This guide gets you from install to structured retrieval with the smallest set of concepts that matter in practice.

1. Create a Model

from holovec import VSA

model = VSA.create("FHRR", dim=4096, seed=7)

FHRR is the default recommendation for new projects: exact inverse binding, good cleanup behavior, and strong compatibility with continuous encoders.

2. Use the Core Algebra

a = model.random(seed=1)
b = model.random(seed=2)

bound = model.bind(a, b)
recovered = model.unbind(bound, b)
bundle = model.bundle([a, b, bound])

print(float(model.similarity(a, recovered)))  # close to 1.0
print(float(model.similarity(bundle, a)))     # positive but lower

The three operations you use most are:

  • bind: associate two vectors into a structured relation
  • bundle: superpose multiple vectors into one memory
  • permute: encode position or order without losing the vector type

3. Encode Real Values

from holovec.encoders import FractionalPowerEncoder

temperature = FractionalPowerEncoder(
    model,
    min_val=0.0,
    max_val=100.0,
    bandwidth=1.5,
    seed=3,
)

v24 = temperature.encode(24.0)
v25 = temperature.encode(25.0)
v80 = temperature.encode(80.0)

print(float(model.similarity(v24, v25)))  # nearby values remain similar
print(float(model.similarity(v24, v80)))  # distant values separate

Use:

  • FractionalPowerEncoder for continuous values
  • ThermometerEncoder for ordinal bins
  • LevelEncoder for discrete recoverable levels

4. Build a Simple Structured Memory

from holovec.retrieval import Codebook, ItemStore

role_color = model.random(seed=10)
role_temp = model.random(seed=11)
red = model.random(seed=20)
blue = model.random(seed=21)

record = model.bundle(
    [
        model.bind(role_color, red),
        model.bind(role_temp, temperature.encode(24.0)),
    ]
)

store = ItemStore(model).fit(
    Codebook({"red": red, "blue": blue}, backend=model.backend)
)

recovered_color = model.unbind(record, role_color)
print(store.query(recovered_color, k=1))

This is the standard VSA pattern:

  1. encode values
  2. bind them to roles or positions
  3. bundle them into a memory
  4. unbind with the role and clean up against a codebook

5. Know the Supported Factory Surface

VSA.create() now rejects unsupported kwargs instead of ignoring them.
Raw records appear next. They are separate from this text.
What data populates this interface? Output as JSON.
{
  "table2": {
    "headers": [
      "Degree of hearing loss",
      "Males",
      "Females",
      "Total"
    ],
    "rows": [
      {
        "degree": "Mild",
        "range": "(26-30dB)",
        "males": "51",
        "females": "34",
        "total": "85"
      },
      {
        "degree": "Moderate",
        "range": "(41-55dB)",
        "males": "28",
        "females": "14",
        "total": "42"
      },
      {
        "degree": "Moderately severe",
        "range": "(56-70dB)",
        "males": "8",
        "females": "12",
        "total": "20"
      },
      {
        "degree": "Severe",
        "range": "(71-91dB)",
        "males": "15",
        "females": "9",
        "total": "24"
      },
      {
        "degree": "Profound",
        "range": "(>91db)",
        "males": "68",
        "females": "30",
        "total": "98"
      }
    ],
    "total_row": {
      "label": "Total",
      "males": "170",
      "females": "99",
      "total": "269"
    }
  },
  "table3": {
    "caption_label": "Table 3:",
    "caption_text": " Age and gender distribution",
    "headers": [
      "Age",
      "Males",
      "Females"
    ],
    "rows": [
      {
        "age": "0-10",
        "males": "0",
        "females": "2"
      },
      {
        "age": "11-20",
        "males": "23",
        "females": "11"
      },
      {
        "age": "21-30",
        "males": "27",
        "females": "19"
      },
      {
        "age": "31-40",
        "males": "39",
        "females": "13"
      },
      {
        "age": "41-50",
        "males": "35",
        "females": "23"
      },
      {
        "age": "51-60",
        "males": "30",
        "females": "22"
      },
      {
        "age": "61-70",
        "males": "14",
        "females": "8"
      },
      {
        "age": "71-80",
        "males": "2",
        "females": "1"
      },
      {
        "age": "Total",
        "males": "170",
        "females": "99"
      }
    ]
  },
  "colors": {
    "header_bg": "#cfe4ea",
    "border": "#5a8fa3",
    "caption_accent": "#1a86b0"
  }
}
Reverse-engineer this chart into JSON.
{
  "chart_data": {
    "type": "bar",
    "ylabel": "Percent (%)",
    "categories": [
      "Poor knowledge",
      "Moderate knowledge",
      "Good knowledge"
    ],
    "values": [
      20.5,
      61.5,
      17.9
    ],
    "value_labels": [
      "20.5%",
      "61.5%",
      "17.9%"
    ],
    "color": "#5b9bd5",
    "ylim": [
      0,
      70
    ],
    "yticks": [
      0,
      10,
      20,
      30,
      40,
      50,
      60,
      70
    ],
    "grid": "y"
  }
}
Common valid calls:

VSA.create("BSDC", dim=20000, sparsity=0.01, binding_mode="cdt")
VSA.create("BSDC-SEG", dim=400, segments=20)
VSA.create("GHRR", dim=96, matrix_size=3, diagonality=0.4)
VSA.create("VTB", dim=512, n_bases=4, temperature=50.0)
VSA.create("FHRR", dim=4096, backend="torch", device="cuda")

Canonical Example

The runnable version of this walkthrough lives in examples/00_quickstart.py. It supports --smoke and is executed in pytest as part of the release-facing example set.